Problem Statement (my wording)
There are n kingdoms (2 ≤ n ≤ 20) which all owe each other some integral amount of money. This can be represented as an anti-symmetric matrix where the entry a = (i, j) corresponds to kingdom i owing kingdom j a units of currency. When a kingdom is in the red (owes more money than it is owed) it can declare bankruptcy. This wipes out all of this kingdom's debts, but the kingdom can also not collect any of the money it is owed. For all sequences of bankruptcies, find all kingdoms which are the 'last kingdom standing' (i.e. all kingdoms go bankrupt except one).
Example
Here is a sample matrix for 3 kingdoms.
1 | 2 | 3 | |
---|---|---|---|
1 | 0 | 1 | 1 |
2 | -1 | 0 | 2 |
3 | -1 | -2 | 0 |
And this is how it transforms into a relative balance sheet
Kingdom | Net Balance |
---|---|
1 | 0 |
2 | 0 |
3 | 0 |
Analysis
The key to this problem is the limit on n: at most 20. This means our algorithm can have pretty bad complexity, and we'll still get away with it. The only thing that you won't be able to get away with is a straight-up listing of all permutations (20! is just too large).
The Solution
Because n is small, I first think about the brute-force solution: DFS through the space to find all the reachable kingdoms. However, DFS will run in time n! in the naive solution (worst case) - when all kingdoms go bankrupt but one, for every single ordering. Notice, however, that the order of bankruptcy does not matter. In particular, if kingdom A goes bankrupt, then kingdom B goes bankrupt, it leads to the same state as kingdom B going bankrupt, then kingdom A going bankrupt. I can take advantage of this by implementing a visited set, which after trying a particular variation, saves the path to that variation in a set. Then when that variation is tried again, we will find it in the set, and won't need to check it. In the worst case, the set will contain all subsets of {1, ..., 20}, which will make the visited set of size 2^n. But because of this heavy pruning, the algorithm should also run in time 2^n, as each subset will be checked precisely one time. Note that since 2^10 ≈ 1000, and n ≤ 20, then 2^n ≈ 1,000,000. This is quite tractable.
Visualization
Below is a randomly-generated debt-matrix for 12 kingdoms. Because of the speed of visualisation, it's not practical to show 20 kingdoms - 1,000,000 DOM operations is just too slow in Javascript.
Now that we have a matrix, we can pick a kingdom which is in the red to declare bankruptcy. Watch what happens to the other kingdoms. Notice that the relative solvency of the kingdoms changes as a kingdom files for bankruptcy. If you don't like the current allocation of debts, feel free to change it by pressing Generate Debts.
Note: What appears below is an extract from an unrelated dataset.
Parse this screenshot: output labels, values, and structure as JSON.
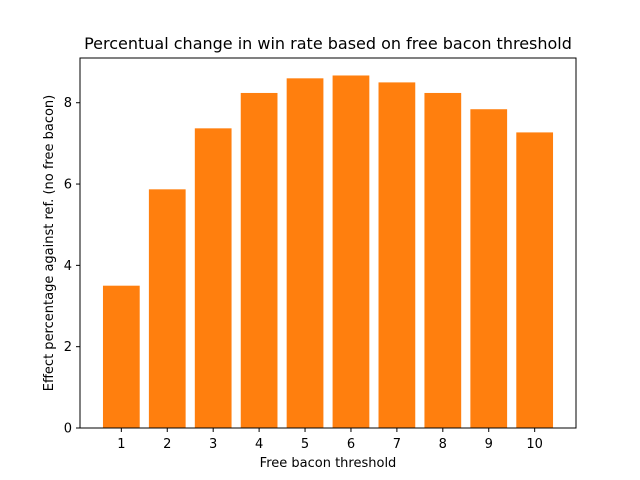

Because the Declare Bankruptcy function above always picks the first kingdom to bankrupt, there will only ever be one result. i.e. If you bankrupt all the kingdoms except 1, then press reset, then do it again, you will get the same result. However, the order of bankruptcy matters: if you bankrupt a different kingdom first, then the final kingdom may be different. The full program takes this into account. Click the Animate button to animate the table above, and show my algorithm in action. Or click the Solve button to see the non-animated version, which will yield the same result but run much faster.
Number of nodes visited: 0
Surviving Kingdoms: ?
The complete C++ program is available here as a Gist.
As an interesting aside, the performance of using bitset.to_string
together with set<string>
is about 3 times worse than using bitset.to_ulong
together with set<unsigned long>
.
Also, I did not see any measurable speedup from disabling syncing streams.